How to find the number of operation ( multiplication or addition etc) required given a Keras model?

To compute the number of elementary operations, you need to understand what is happening under the hood.

Let $x$ be an input vector of size $n$.

Given such a vector, a dense layer of $m$ units with an activation function $f$ will execute the following operation: $$a = f(Wx + b)$$ $W$ is the weight matrix associated with the dense layer (its size is $m \times n$) and $b$ is the bias vector (of size $m$).

We can derive from this formulation the following:

• The number of multiplications is $mn$ (this comes from the definition of the product $Wx$).
• The number of additions is $m(n-1) + m = mn$, where $m(n-1)$ comes from the definition of $Wx$ again, and $m$ comes from adding the bias vector $b$.
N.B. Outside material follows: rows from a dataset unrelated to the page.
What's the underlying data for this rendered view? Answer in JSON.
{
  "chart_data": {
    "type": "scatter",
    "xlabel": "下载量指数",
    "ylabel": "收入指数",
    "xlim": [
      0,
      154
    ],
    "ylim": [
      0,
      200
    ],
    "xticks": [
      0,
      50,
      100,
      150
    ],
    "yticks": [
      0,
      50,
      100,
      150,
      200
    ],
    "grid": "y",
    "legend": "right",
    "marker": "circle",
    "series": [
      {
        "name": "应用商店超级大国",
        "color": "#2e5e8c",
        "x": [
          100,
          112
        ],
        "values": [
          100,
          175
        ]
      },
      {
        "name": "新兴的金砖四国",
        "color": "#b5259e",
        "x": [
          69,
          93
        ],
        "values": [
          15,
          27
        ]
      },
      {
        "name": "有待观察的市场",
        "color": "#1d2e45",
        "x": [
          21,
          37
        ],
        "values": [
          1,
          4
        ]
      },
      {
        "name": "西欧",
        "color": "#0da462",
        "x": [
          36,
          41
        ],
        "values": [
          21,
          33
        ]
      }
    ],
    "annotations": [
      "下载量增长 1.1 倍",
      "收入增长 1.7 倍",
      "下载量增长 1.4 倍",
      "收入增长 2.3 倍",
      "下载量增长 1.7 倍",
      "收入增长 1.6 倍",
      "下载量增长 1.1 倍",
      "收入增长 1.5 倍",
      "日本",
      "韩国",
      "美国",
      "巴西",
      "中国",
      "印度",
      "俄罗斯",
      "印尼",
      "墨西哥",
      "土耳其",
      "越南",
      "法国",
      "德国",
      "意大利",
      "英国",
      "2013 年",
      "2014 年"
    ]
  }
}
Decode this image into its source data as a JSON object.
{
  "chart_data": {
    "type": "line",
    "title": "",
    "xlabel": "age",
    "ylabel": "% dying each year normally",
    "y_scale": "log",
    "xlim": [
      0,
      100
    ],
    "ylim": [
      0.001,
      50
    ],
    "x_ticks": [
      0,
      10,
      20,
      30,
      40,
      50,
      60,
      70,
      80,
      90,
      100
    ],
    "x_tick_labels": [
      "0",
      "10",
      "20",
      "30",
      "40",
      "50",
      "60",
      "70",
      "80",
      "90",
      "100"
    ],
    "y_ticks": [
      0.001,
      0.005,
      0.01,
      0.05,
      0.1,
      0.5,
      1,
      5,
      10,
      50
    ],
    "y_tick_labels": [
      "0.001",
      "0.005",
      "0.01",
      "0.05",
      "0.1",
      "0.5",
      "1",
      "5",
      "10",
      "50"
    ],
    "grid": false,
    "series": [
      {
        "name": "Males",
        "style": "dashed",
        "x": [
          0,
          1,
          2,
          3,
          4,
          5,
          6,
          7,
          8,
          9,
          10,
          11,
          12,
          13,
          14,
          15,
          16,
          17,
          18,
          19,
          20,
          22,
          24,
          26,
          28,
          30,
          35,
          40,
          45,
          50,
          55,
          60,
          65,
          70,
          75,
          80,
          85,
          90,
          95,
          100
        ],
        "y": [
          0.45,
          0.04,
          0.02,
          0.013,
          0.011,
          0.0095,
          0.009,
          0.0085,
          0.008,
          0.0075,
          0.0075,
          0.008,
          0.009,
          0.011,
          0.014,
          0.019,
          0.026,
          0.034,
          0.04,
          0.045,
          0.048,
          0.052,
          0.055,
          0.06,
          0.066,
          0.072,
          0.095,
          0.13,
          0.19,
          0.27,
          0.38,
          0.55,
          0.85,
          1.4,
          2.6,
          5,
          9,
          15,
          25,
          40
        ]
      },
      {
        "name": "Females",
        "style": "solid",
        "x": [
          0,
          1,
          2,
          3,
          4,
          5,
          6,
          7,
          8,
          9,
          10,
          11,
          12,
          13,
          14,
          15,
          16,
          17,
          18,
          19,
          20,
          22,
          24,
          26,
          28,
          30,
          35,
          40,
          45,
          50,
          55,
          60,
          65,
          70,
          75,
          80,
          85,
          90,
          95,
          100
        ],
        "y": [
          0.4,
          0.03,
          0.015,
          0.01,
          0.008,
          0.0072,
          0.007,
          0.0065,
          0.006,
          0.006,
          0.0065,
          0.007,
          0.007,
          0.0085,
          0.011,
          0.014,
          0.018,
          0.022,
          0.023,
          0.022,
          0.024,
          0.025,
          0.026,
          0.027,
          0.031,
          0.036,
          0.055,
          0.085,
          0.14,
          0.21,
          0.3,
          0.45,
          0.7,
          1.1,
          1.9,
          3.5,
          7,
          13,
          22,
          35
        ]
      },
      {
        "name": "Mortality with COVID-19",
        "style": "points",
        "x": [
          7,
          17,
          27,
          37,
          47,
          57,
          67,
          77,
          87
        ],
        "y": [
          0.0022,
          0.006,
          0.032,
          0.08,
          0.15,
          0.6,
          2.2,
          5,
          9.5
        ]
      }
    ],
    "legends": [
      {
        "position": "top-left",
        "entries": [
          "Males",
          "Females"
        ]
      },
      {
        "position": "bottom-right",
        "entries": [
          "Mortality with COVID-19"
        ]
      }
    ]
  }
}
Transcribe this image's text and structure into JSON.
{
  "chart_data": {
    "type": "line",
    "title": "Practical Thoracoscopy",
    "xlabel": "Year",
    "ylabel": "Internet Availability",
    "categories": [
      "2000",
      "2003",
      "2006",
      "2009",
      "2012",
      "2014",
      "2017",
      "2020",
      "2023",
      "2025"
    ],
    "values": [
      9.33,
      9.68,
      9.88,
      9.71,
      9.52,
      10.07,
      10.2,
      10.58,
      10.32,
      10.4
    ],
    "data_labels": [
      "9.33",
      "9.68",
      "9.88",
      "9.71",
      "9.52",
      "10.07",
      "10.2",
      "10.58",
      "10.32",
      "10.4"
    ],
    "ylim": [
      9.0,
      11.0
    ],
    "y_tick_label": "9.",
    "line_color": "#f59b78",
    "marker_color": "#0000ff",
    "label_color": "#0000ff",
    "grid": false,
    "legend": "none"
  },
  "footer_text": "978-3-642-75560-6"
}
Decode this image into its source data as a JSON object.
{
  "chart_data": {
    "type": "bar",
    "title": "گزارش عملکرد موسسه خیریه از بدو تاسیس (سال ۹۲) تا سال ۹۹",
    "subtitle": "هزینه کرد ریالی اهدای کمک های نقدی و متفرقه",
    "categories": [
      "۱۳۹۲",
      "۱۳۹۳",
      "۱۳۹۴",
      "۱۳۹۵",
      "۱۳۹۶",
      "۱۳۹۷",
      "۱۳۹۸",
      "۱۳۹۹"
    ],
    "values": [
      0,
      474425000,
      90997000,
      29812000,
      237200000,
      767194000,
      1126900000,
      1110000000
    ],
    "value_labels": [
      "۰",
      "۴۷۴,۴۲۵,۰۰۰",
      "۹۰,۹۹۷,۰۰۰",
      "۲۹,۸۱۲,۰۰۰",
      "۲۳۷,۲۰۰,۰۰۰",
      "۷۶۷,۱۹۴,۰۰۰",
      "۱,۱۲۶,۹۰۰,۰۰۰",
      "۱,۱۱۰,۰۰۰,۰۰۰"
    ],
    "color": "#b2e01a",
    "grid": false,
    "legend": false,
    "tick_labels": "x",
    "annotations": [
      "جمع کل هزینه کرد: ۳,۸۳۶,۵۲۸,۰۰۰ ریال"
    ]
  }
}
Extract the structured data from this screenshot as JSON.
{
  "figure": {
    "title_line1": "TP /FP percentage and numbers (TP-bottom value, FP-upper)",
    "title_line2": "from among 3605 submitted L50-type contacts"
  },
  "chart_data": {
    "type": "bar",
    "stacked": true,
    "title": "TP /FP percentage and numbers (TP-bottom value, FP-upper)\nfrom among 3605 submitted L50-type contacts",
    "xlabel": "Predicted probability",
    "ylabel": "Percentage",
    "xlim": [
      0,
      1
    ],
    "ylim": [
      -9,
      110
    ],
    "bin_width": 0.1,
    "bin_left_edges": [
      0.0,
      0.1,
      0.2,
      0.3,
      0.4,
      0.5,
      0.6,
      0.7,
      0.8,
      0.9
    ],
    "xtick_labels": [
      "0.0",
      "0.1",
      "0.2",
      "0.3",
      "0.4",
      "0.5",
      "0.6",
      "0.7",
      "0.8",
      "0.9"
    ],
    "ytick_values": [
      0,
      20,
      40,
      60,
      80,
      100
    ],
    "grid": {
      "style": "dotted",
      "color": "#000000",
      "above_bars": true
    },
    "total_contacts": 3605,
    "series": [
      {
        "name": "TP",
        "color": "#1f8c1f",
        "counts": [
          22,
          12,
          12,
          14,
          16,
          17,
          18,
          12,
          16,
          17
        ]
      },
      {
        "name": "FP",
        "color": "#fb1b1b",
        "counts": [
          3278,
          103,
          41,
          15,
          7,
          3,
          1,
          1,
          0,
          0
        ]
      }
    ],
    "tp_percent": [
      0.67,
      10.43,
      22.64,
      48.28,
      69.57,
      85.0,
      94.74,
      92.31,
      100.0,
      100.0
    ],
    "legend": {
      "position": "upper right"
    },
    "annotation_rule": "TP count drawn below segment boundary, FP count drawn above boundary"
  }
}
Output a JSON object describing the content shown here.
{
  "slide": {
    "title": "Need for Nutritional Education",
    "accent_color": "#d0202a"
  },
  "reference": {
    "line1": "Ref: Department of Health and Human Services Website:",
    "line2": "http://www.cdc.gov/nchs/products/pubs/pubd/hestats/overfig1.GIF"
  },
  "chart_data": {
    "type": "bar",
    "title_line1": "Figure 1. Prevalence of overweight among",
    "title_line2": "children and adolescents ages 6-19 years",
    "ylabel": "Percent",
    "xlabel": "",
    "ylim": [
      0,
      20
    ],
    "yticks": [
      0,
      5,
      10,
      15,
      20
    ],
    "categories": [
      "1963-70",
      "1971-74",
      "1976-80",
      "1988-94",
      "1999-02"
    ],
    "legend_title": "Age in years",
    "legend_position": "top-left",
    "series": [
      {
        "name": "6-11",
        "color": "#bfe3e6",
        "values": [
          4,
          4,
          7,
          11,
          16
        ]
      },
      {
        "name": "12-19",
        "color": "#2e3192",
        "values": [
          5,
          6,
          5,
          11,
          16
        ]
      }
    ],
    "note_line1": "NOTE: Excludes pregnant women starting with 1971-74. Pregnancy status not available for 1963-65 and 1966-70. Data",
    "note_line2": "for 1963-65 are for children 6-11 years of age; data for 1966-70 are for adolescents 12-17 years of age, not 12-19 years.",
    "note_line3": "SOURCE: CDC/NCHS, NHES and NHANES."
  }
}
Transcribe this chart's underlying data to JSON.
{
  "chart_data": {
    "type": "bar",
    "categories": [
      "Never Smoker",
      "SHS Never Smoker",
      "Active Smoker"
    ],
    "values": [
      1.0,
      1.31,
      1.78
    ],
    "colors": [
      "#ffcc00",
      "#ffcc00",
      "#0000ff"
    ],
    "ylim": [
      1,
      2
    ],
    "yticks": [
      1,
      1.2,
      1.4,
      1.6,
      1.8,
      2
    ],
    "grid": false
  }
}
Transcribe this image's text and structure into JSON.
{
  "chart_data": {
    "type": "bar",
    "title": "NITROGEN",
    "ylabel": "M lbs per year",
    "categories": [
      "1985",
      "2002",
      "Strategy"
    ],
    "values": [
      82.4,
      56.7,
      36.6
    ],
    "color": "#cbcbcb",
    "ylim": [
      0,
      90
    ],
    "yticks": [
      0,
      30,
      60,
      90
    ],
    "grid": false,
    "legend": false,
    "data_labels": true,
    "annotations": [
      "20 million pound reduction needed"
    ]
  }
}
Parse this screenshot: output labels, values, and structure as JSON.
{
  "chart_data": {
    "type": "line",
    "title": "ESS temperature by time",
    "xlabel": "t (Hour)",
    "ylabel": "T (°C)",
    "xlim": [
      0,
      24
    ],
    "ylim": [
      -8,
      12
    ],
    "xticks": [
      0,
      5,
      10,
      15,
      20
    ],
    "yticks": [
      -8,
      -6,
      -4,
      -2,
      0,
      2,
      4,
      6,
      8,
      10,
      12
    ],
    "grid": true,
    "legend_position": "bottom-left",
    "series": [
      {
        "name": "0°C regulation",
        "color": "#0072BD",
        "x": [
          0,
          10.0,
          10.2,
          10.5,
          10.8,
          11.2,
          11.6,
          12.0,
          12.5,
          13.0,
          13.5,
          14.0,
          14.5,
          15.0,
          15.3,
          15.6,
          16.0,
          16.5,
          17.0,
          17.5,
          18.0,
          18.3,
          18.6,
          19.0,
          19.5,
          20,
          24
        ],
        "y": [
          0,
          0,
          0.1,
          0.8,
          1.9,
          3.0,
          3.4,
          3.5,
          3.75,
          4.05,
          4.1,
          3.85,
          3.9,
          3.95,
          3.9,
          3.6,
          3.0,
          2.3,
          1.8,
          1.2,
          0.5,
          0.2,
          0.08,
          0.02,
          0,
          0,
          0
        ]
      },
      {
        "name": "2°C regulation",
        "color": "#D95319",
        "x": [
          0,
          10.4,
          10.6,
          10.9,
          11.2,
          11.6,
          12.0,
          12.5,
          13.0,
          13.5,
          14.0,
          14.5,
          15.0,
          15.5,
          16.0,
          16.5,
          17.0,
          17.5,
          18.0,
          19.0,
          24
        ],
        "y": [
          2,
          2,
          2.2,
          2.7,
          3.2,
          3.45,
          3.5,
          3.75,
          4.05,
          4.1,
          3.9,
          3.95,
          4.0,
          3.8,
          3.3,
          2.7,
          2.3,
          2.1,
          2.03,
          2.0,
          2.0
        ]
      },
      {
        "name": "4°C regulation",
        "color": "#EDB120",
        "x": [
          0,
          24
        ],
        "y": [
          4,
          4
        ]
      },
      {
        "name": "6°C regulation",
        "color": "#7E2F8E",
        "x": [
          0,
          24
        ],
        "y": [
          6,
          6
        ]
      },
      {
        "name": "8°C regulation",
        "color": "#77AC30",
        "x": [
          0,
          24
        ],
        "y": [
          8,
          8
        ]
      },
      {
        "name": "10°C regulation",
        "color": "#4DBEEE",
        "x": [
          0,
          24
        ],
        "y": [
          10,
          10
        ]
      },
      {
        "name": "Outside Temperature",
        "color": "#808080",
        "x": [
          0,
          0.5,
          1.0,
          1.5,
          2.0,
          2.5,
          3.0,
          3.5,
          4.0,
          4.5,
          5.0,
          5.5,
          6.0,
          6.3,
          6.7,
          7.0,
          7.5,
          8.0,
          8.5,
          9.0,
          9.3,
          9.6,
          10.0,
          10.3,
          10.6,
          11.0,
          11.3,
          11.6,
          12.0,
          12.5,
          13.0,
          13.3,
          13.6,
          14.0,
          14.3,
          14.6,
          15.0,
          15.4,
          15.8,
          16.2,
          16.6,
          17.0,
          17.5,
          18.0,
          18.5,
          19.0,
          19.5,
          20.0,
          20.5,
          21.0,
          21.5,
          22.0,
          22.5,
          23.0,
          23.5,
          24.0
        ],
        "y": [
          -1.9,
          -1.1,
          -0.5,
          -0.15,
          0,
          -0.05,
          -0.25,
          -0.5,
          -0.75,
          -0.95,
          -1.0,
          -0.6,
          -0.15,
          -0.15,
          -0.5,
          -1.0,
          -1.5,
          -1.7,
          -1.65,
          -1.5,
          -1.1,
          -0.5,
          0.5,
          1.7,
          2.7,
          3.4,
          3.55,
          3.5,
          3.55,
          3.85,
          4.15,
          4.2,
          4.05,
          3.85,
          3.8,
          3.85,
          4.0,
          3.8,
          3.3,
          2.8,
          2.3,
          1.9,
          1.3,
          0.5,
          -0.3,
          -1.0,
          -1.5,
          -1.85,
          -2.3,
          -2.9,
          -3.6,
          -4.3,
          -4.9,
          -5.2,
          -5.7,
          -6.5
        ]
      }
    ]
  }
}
Then, $f$ is applied $m$ times (once on each component of the resulting vector $Wx +b$).

Applying this to your example:

• Layer 1 does $5 \times 232 = 1160$ multiplications and $1160$ additions, and applies $ReLU$ 5 times (because $m=5$, $n=232$ and $f=ReLU$),
• Layer 2 does $1 \times 5 = 5$ multiplications and $5$ additions, and applies $\sigma$ the sigmoid function 1 time only (because $m=1$, $n=5$ and $f=\sigma$)

The total number of multiplications is: $1165$ and the total number of additions is: $1165$.